I turned onto my gravel driveway, not bumpy at all thanks to Eric. Ouch. Eric, that was another sore spot. I still had to have a talk with him. I’ve been avoiding it. But you can’t really blame me. Eric was my second lover, and we share a blood bond. Eric didn’t remember our time together until recently. Having a talk about “feelings” with a one thousand year old vampire, wasn’t exactly high on my to do list!
I pulled up in from of my house, shut off my car, and bit my lip. I was trying so hard to hold the tears in, and I didn’t know if I could much longer. I could feel the burn in my throat as my eyes began to water, oh great here comes the water works. I opened the door to the car and stepped out into the cool night as the security light clicked on. For some reason that stupid light made me feel safe. Which in reality the only difference it would make would be that I could clearly see whatever it was that was coming to get me.
“Damn it, Damn it, Damn it!!” I cursed as I slammed the door, and kicked some of the gravel. Gran was rolling in her grave, southern ladies do not curse and throw temper tantrums like that! I felt like a child, angry because she didn’t get what she wanted.
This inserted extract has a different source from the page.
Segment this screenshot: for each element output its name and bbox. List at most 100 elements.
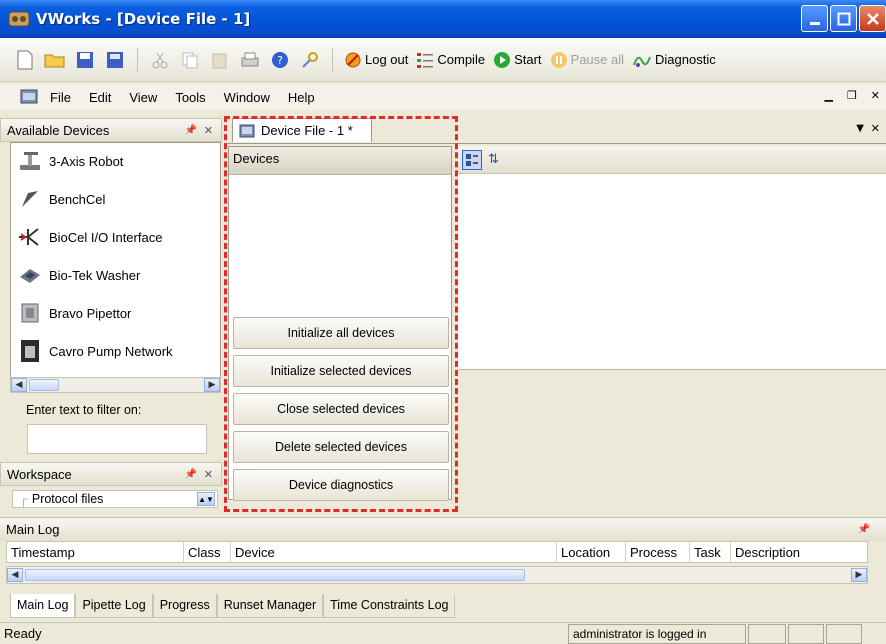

As I walked toward the house, the tears began to flow. I was so exhausted. I dropped my purse on the table and walked into my bathroom. As I was taking off my work uniform, the tears were still coming. I stepped into the shower and as the hot water pounded into my skin, I began to sob. What had happened to my life? Where did I go wrong? Why was I so damn lonely? I cried until there were no more tears to cry. As I was reaching down to shut off the water, a feeling of calm washed over me. I stepped out and wrapped myself in a fluffy white towel. That feeling of calm and contentment continued to wash over me. Great now I’m having mood swings. I picked up my brush and was brushing my hair out when I heard the doorbell. Who could it be at this hour? Just great. I wrapped my robe around me and headed for the door. As I got closer and closer to the door, I could feel my excitement building. I stood on my tip toes to get a peek at who was on the other side of my door. Great. Absolutely fan freakin tastic! On the other side of my door was six feet four inches of blonde Viking. Eric.